Munyes, however, called for a fair balancing in the enforcement of the mining laws to ensure that both the players and the environment are protected, as well as allowing the government to collect enough taxes from the sector.

“This is also a sector that is viable for job creation and poverty alleviation hence must be run in a professional way to up-lift the economy of the region and individuals’ incomes,” stressed the CS.

According to a report of a task force on mining issues within Migori County, there are about 60 leaching plants and six elution factories in the region with the numbers rising every day. Of all these operators, only two have mineral dealers processing license by April 2019.

The  leaching process involves the dissolution of gold containing ores in dilute cyanide solution in the presence of lime and oxygen, while elution plants carry out the final process of gold production.

Most  of the leaching plants have not put in place proper mechanism of handling and disposing cyanide waste, which is highly toxic. As a result of haphazard disposal of cyanide, several cases of animal deaths have been registered in several sites after consuming water and grass contaminated by the toxic chemicals.

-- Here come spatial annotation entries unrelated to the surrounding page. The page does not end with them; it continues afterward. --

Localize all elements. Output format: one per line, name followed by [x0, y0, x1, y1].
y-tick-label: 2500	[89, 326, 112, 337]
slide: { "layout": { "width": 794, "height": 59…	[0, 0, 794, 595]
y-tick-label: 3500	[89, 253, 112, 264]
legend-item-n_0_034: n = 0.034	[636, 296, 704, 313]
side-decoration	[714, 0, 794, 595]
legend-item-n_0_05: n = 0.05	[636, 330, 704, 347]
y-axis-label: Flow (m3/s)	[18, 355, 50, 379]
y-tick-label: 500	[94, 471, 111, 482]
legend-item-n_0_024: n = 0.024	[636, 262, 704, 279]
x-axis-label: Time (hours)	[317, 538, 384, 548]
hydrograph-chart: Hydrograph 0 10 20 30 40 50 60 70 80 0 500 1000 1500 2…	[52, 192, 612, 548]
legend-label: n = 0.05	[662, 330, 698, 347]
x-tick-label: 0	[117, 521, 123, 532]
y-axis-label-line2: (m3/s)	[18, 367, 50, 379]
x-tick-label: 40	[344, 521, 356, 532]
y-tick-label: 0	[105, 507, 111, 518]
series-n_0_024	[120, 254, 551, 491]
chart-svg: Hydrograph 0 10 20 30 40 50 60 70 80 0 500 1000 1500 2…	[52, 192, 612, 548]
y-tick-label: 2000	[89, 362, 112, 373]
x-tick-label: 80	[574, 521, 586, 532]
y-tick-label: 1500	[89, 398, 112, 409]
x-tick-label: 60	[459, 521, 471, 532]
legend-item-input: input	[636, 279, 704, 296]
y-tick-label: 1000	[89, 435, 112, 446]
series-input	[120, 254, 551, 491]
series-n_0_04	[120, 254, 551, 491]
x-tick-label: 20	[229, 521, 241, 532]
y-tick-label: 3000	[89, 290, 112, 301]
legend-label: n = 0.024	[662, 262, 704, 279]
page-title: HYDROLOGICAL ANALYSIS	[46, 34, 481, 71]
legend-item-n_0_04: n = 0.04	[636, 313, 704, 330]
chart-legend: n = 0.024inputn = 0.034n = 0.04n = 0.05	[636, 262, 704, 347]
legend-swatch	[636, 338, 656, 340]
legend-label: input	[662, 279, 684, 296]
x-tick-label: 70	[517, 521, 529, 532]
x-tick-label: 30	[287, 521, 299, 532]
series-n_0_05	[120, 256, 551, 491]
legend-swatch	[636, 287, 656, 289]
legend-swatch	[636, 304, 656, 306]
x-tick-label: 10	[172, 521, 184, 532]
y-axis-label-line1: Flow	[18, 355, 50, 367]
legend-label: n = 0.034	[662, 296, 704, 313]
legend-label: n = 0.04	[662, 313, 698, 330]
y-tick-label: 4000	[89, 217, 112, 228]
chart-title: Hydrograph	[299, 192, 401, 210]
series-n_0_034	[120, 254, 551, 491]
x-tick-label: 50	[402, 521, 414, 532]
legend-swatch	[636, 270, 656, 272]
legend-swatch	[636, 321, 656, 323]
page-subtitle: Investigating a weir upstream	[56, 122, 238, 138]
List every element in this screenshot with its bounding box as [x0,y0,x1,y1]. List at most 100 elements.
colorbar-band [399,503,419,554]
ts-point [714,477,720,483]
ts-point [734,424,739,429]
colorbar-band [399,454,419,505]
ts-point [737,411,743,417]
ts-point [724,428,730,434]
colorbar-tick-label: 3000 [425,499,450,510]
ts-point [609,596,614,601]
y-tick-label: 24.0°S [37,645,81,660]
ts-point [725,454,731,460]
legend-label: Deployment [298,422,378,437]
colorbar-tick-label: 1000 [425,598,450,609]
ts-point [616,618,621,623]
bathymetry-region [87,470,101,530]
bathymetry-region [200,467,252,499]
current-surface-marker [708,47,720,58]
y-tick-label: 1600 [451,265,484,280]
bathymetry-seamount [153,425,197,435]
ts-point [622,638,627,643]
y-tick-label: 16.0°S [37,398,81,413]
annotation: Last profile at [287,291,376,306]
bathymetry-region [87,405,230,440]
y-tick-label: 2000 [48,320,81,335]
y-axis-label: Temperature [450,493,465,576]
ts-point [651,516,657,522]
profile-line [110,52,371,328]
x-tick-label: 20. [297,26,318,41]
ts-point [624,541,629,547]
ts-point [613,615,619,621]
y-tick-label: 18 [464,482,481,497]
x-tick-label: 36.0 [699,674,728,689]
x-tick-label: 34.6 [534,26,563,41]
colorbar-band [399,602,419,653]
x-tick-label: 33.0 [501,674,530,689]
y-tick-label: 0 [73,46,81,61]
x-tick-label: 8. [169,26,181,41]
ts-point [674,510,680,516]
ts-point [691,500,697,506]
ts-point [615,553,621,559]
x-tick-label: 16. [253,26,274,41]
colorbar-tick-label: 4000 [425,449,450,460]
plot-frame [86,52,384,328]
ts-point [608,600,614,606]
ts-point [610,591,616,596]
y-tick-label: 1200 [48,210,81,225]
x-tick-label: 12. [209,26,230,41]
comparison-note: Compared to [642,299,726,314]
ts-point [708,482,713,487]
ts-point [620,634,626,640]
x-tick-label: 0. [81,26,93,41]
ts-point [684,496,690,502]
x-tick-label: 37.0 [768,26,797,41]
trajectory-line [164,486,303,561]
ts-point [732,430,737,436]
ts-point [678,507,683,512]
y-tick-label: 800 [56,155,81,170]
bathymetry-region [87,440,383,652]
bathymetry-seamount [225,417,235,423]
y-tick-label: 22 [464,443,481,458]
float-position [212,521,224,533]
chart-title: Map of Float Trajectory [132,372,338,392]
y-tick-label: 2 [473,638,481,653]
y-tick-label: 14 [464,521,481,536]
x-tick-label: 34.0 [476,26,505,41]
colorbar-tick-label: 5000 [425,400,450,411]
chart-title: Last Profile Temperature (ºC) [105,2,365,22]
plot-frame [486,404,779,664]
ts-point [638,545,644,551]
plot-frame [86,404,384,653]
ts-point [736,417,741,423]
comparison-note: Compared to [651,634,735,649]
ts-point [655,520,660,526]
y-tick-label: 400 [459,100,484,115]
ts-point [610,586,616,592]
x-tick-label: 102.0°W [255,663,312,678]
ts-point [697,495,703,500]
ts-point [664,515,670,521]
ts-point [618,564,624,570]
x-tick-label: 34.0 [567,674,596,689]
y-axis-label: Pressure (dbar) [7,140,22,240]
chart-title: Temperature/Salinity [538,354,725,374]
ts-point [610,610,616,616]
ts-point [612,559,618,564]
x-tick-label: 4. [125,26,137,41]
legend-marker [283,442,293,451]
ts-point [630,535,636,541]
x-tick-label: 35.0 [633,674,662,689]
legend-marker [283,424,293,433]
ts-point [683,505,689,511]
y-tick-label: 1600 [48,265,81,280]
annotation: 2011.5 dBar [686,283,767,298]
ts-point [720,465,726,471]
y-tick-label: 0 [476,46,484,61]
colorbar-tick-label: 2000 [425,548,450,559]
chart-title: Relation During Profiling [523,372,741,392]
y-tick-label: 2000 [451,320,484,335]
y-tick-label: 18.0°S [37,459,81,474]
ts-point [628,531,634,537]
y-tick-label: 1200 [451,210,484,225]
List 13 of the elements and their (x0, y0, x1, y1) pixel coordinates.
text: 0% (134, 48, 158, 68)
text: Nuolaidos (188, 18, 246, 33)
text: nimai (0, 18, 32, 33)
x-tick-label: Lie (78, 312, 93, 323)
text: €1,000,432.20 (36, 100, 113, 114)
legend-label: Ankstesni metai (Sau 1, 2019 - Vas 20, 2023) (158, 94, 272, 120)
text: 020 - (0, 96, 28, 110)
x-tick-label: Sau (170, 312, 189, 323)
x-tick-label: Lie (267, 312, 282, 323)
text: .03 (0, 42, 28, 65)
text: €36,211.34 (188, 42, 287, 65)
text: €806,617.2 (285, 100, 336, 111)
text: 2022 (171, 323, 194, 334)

The report further says that a lot of gold produced in the region remain undeclared hence millions of shillings goes uncollected by the government. Most of the gold dealers do not register their businesses under their names but use proxies to hide from paying taxes.

The task force reports recommend among a host of other recommendations that a multi-agency be used in enforcing compliancy by gold dealers.

That all processed licenses in Migori should be recorded with the regional mining and County Commissioner’s offices for smooth operations and that all labour laws must be strictly followed by all operators in the industry.